Chiunque non sia contrario alle politiche di indebitamento dei cittadini e, in generale, alle leggi e alle prassi che li riducono a consumatori, non può essere considerato, in nessun caso, e qualsiasi sia l’ideologia della quale si fa portatore,  “contro il sistema” e non può nemmeno essere qualificato come “riformista” che persegue riforme strutturali. Fa parte a pieno titolo del partito capitalista. E’ iscritto, anche se non lo sa o non lo ammette, con la qualifica di moderno lumpenproletariat, al partito che vuole trasformare i cittadini degli Stati europei in uomini pieni di larve.

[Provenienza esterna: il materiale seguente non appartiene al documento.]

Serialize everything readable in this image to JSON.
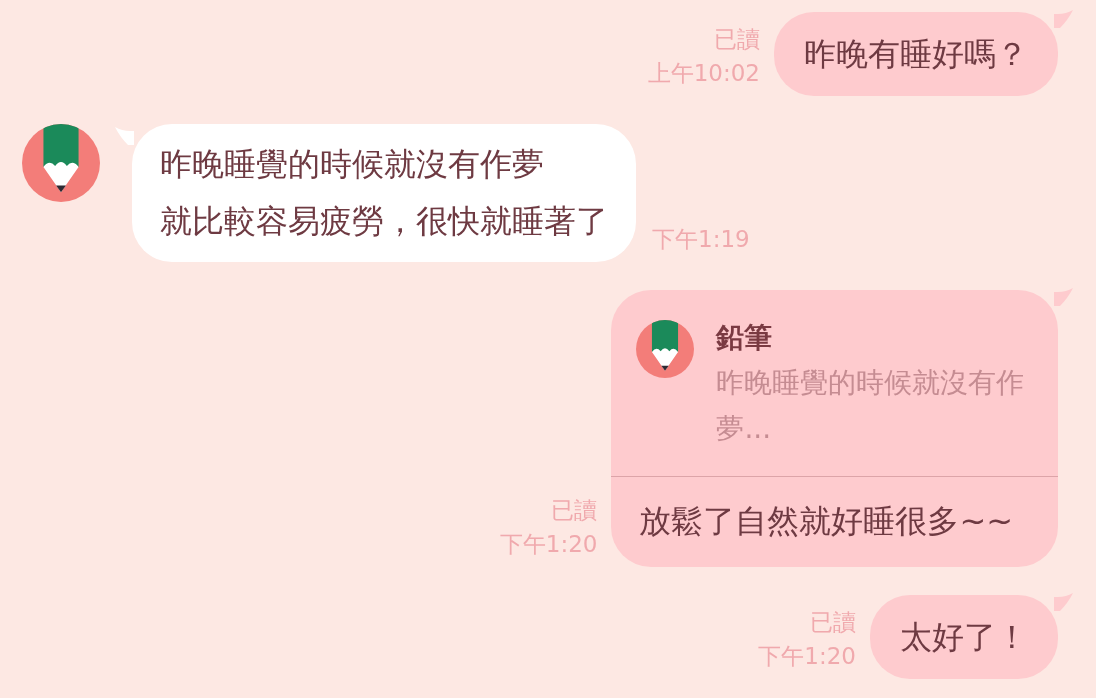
{
  "messages": [
    {
      "kind": "sent",
      "status": "已讀",
      "time": "上午10:02",
      "lines": [
        "昨晚有睡好嗎？"
      ]
    },
    {
      "kind": "received",
      "time": "下午1:19",
      "lines": [
        "昨晚睡覺的時候就沒有作夢",
        "就比較容易疲勞，很快就睡著了"
      ]
    },
    {
      "kind": "sent",
      "status": "已讀",
      "time": "下午1:20",
      "quote": {
        "name": "鉛筆",
        "text": "昨晚睡覺的時候就沒有作夢..."
      },
      "lines": [
        "放鬆了自然就好睡很多~~"
      ]
    },
    {
      "kind": "sent",
      "status": "已讀",
      "time": "下午1:20",
      "lines": [
        "太好了！"
      ]
    }
  ]
}
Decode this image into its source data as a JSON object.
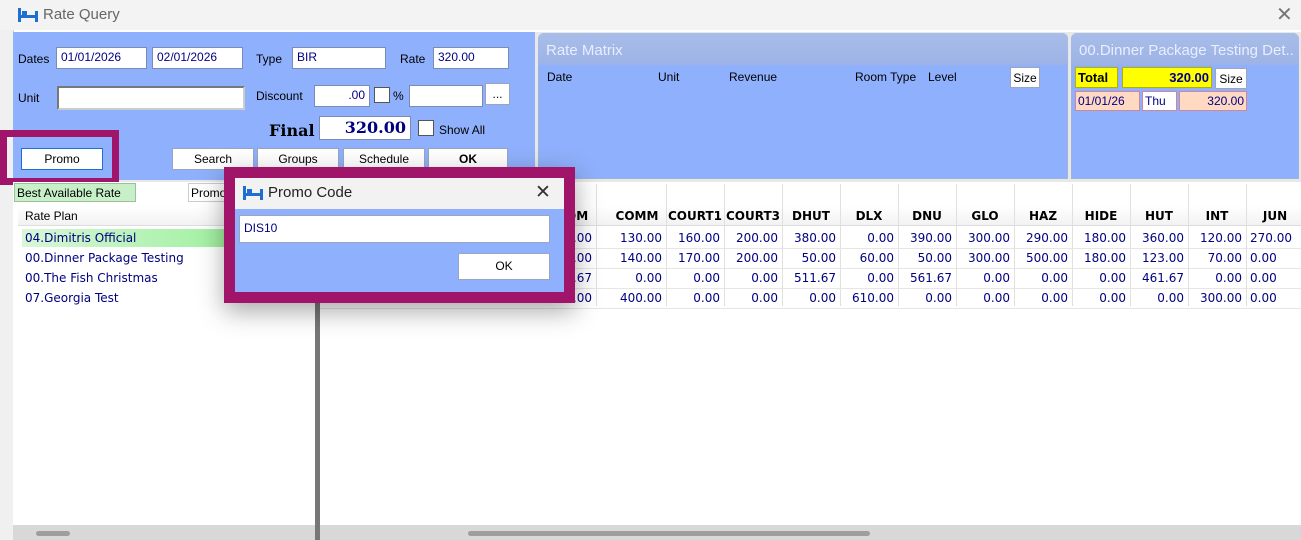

Questo sono i più accaniti consumatori: uomini pieni di larve. L’insoddisfazione che li induce a spendere somme superiori al reddito, al fine di consumare beni e servizi; la mancanza di umiltà, di pazienza e di progetti di vita che li spinge a voler uguagliare i consumi di altri cittadini, magari provvisti di redditi e rendite molto maggiori; il giogo degli interessi accettato per futili motivi; il senso di fallimento esistenziale – ed è ancora peggio la mancanza del senso di fallimento esistenziale – per non essere in grado di restituire il capitale e sottrarsi al pagamento degli interessi; le scadenze inesorabili delle rate; la ricerca di ulteriori finanziatori o di finanziatori disposti ad acquistare il credito da altri ormai stanchi dei ritardi e dei parziali inadempimenti; tutte queste ragioni, come le larve con il corpo, corrodono l’animo di questi uomini e li conducono alla grave depressione o, comunque, allo squilibrio psichico. Ecco il consumatore ideale: un uomo pieno di larve! Questo è l’“uomo” che i detentori e i gestori di grandi capitali, per mezzo dell’ideologia liberista, di quella pseudoscienza che è la moderna teoria economica – ormai semplice capitolo della ideologia liberista – e dell’ordinamento giuridico capitalista, perseguono all’unisono, mentre i cittadini si distraggono e si limitano a godere – godono perché sono strafatti – o, al più,  discutono di questioni del tutto secondarie.